Nurses Wanted In 1914: Only Young, Single Women In Good Health Need Apply

August 31, 2017

Alice Fitzgerald had nothing against married women. She just had no use for married women in her nursing program. She had no use for women who weren’t young and spry and active.

Her nurses, Fitzgerald said, needed to be focused on training for a career – not raising children, keeping a household afloat or taking care of a man.

So, when Fitzgerald became the first director of the new Indiana University Training School for Nurses in 1914, those were her rules. And those were the rules that stuck.

She admitted only young, single women in good health to the program that included three years of training -- with coursework and on-the-job hours.

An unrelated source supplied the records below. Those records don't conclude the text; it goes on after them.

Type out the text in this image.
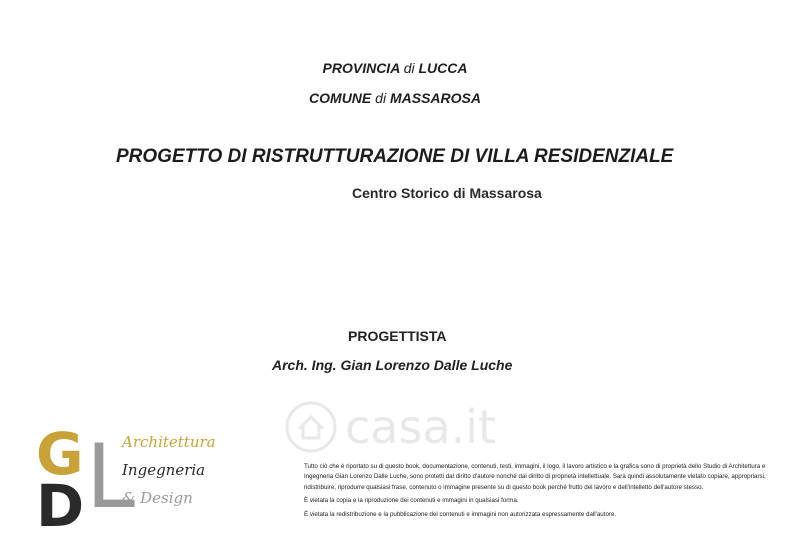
PROVINCIA di LUCCA
COMUNE di MASSAROSA
PROGETTO DI RISTRUTTURAZIONE DI VILLA RESIDENZIALE
Centro Storico di Massarosa
PROGETTISTA
Arch. Ing. Gian Lorenzo Dalle Luche
casa.it
G
D L
Architettura
Ingegneria
& Design

Tutto ciò che è riportato su di questo book, documentazione, contenuti, testi, immagini, il logo, il lavoro artistico e la grafica sono di proprietà dello Studio di Architettura e Ingegneria Gian Lorenzo Dalle Luche, sono protetti dal diritto d'autore nonché dal diritto di proprietà intellettuale. Sarà quindi assolutamente vietato copiare, appropriarsi, ridistribuire, riprodurre qualsiasi frase, contenuto o immagine presente su di questo book perché frutto del lavoro e dell'intelletto dell'autore stesso.

È vietata la copia e la riproduzione dei contenuti e immagini in qualsiasi forma.

È vietata la redistribuzione e la pubblicazione dei contenuti e immagini non autorizzata espressamente dall'autore.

Yet, as she shaped IU Health’s training school for nurses, Fitzgerald felt a bit out of her element. When she arrived at Long Hospital, the predecessor to IU Health University Hospital, construction was not complete.

The neighborhood, Fitzgerald later said, left much to be desired. To the west of the hospital was the city dump. The rest of the neighborhood was filled with cornfields, cabbage patches and a few isolated hospitals.

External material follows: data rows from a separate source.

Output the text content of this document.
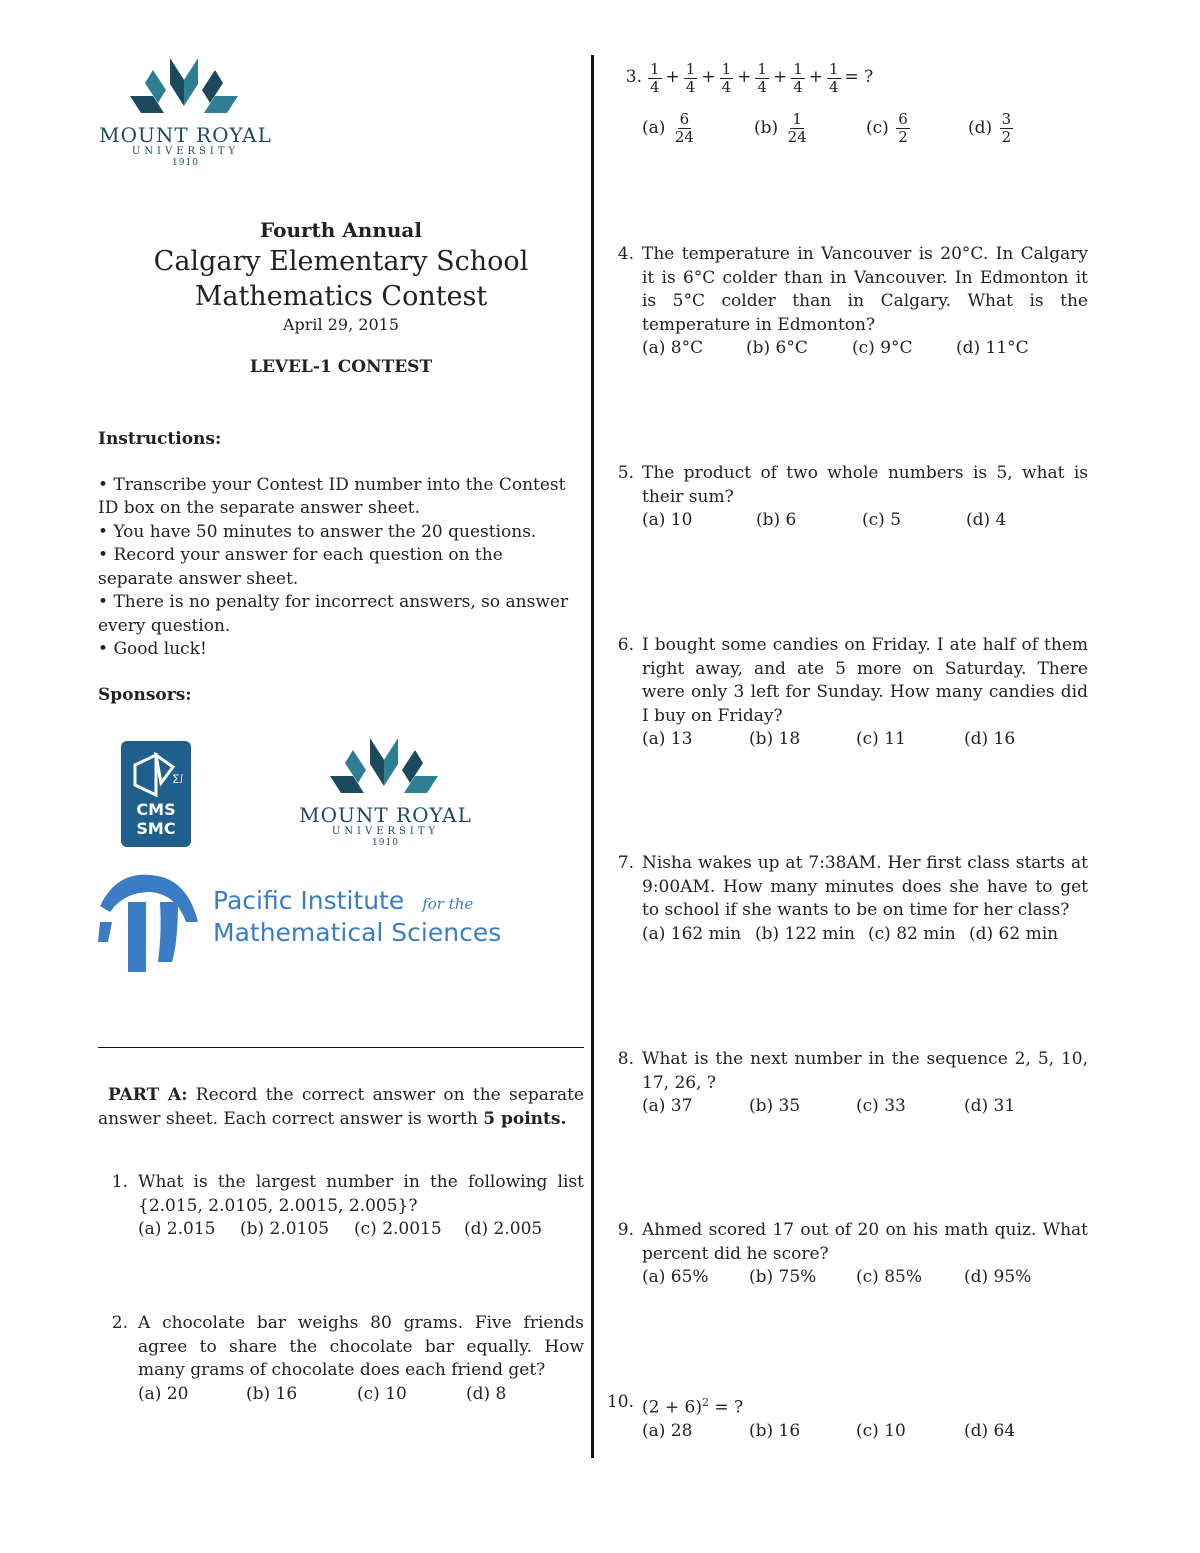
MOUNT ROYAL
UNIVERSITY
1910
Fourth Annual
Calgary Elementary School
Mathematics Contest
April 29, 2015
LEVEL-1 CONTEST
Instructions:
• Transcribe your Contest ID number into the Contest ID box on the separate answer sheet.
• You have 50 minutes to answer the 20 questions.
• Record your answer for each question on the separate answer sheet.
• There is no penalty for incorrect answers, so answer every question.
• Good luck!
Sponsors:
∑∫
CMS
SMC
MOUNT ROYAL
UNIVERSITY
1910
Pacific Institute for the
Mathematical Sciences
PART A: Record the correct answer on the separate answer sheet. Each correct answer is worth 5 points.
1. What is the largest number in the following list {2.015, 2.0105, 2.0015, 2.005}?
(a) 2.015	(b) 2.0105	(c) 2.0015	(d) 2.005
2. A chocolate bar weighs 80 grams. Five friends agree to share the chocolate bar equally. How many grams of chocolate does each friend get?
(a) 20	(b) 16	(c) 10	(d) 8
3. $\frac{1}{4} + \frac{1}{4} + \frac{1}{4} + \frac{1}{4} + \frac{1}{4} + \frac{1}{4}$ = ?
$(a) \frac{6}{24}$	$(b) \frac{1}{24}$	$(c) \frac{6}{2}$	$(d) \frac{3}{2}$
4. The temperature in Vancouver is 20°C. In Calgary it is 6°C colder than in Vancouver. In Edmonton it is 5°C colder than in Calgary. What is the temperature in Edmonton?
(a) 8°C	(b) 6°C	(c) 9°C	(d) 11°C
5. The product of two whole numbers is 5, what is their sum?
(a) 10	(b) 6	(c) 5	(d) 4
6. I bought some candies on Friday. I ate half of them right away, and ate 5 more on Saturday. There were only 3 left for Sunday. How many candies did I buy on Friday?
(a) 13	(b) 18	(c) 11	(d) 16
7. Nisha wakes up at 7:38AM. Her first class starts at 9:00AM. How many minutes does she have to get to school if she wants to be on time for her class?
(a) 162 min (b) 122 min (c) 82 min (d) 62 min
8. What is the next number in the sequence 2, 5, 10, 17, 26, ?
(a) 37	(b) 35	(c) 33	(d) 31
9. Ahmed scored 17 out of 20 on his math quiz. What percent did he score?
(a) 65%	(b) 75%	(c) 85%	(d) 95%
10. $(2 + 6)^2$ = ?
(a) 28	(b) 16	(c) 10	(d) 64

Fitzgerald once said in a newspaper article: “When I arrived in Indiana, the hospital seemed so lonely and small.”

That only fueled Fitzgerald to make IU’s nursing program something much more, something that could compete with other training programs around the state and nation.

First, she equipped it with the best technologies of the era. She also planned the nursing school, created its curriculum, designed the nurses’ uniforms and caps and oversaw the admittance of the first students.

Her original nursing staff was very small, with only one instructor, two head nurses, a night supervisor, an operating room supervisor and seven staff nurses.

Yet, Fitzgerald was credited with “creating a top-notch nursing program among the most desolate surroundings.”

And she did it all in one short year. Fitzgerald left the program in 1915 to travel to Europe, where she served as a nurse for wounded soldiers -- with the British Army and the American Red Cross. She later became the first director of the Nursing Bureau of League of Red Cross Societies at Geneva, Switzerland.

A physician said years later that Fitzgerald left IU “because she could never quite get over the rural surroundings.”

Sources: “Women in Medicine at IUPUI: A Walking Trail” and IUPUI Library Special Collections and Archives

-- By Dana Benbow, Senior Journalist at IU Health.